ProArticle Vector
0 Iran jails blogger 14 years An Iranian weblogg... [0.0, 0.0, 0.0, 0.0, 0.0, 0.0, 0.0, 0.0, 0.0, ...
1 UK gets official virus alert site A rapid aler... [0.0, 0.0, 0.0, 0.0, 0.0, 0.0, 0.0, 0.0, 0.0, ...
2 OSullivan could run Worlds Sonia OSullivan ind... [0.0, 0.0, 0.0, 0.0, 0.0, 0.0, 0.0, 0.0, 0.0, ...
3 Mutant book wins Guardian prize A book evoluti... [0.0, 0.0, 0.0, 0.0, 0.0, 0.0, 0.0, 0.0, 0.0, ...
4 Microsoft seeking spyware trojan Microsoft inv... [0.0, 0.0, 0.0, 0.0, 0.0, 0.0, 0.0, 0.0, 0.0, ...

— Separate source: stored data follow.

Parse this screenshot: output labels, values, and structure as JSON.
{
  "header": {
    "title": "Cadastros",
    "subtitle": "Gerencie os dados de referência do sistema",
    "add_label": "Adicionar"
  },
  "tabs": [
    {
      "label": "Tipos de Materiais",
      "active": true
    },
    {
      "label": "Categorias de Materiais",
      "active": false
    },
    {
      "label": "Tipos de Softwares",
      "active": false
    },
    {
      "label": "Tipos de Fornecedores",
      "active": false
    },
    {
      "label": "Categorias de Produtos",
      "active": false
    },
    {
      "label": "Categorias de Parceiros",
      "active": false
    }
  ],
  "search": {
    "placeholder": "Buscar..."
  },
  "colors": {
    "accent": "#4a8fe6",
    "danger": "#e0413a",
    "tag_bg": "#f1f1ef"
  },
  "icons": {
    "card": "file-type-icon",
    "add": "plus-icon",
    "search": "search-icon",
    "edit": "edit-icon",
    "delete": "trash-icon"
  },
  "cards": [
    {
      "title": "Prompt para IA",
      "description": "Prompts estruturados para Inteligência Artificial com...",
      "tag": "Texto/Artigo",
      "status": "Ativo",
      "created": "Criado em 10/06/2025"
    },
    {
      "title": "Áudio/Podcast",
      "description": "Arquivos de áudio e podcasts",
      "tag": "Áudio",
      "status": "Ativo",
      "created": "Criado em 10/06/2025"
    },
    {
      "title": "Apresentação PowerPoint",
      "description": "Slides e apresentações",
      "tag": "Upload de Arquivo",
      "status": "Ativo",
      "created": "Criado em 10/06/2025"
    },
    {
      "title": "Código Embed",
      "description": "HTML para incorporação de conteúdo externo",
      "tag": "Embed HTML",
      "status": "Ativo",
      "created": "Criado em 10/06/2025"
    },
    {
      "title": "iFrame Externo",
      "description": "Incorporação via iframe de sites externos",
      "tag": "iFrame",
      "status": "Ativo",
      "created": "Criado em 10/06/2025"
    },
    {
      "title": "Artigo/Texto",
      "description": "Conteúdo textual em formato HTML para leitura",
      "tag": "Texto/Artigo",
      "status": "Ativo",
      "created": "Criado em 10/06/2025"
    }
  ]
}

The above is the data.head() snippet from a vectorized news article.
type(data.Vector[0])
is list
I need to use KMeans clustering on this Vectorized data, but the lists won't let me.
data.Vector.shape
is 179
, and data.Vector[0].shape
is 8868
.
How can I remove the list, or if I can't, then how can I use it to cluster the given data? Perhaps I could get a dataframe in the following way to start, followed by running PCA on it.
What it seems that you want to do, is to create a 2D numpy array out of a Pandas column that contains lists of numbers. In most cases you can treat a Pandas column as a list or 1-dimensional Numpy array. here, you can use vstack
to stack the separate lists as rows:
>>> df = pd.DataFrame({
... "ProArticle": ["a", "b", "c", "d"],
... "Vector": [[0, 0], [1, 1], [2, 2], [3, 3]]
... })
>>> vs = np.vstack(df.Vector)
>>> vs
array([[0, 0],
[1, 1],
[2, 2],
[3, 3]])
So this results in an array that you can use directly with sklearn's KMeans:
>>> kmeans = KMeans(n_clusters=2)
>>> kmeans.fit_predict(vs)
array([1, 1, 0, 0], dtype=int32)
If you still want to have the intermediate result as a Pandas dataframe, you can use apply
to create Pandas series of each list; according to apply
's documentation this results in a DataFrame:
>>> df.Vector.apply(pd.Series)
0 1
0 0 0
1 1 1
2 2 2
3 3 3
You can then get the same Numpy array by accessing the .values
member of the resulting DataFrame. However, this is by far slower than the vstack
solution, 1 milliseconds versus 25.4 microseconds on my machine.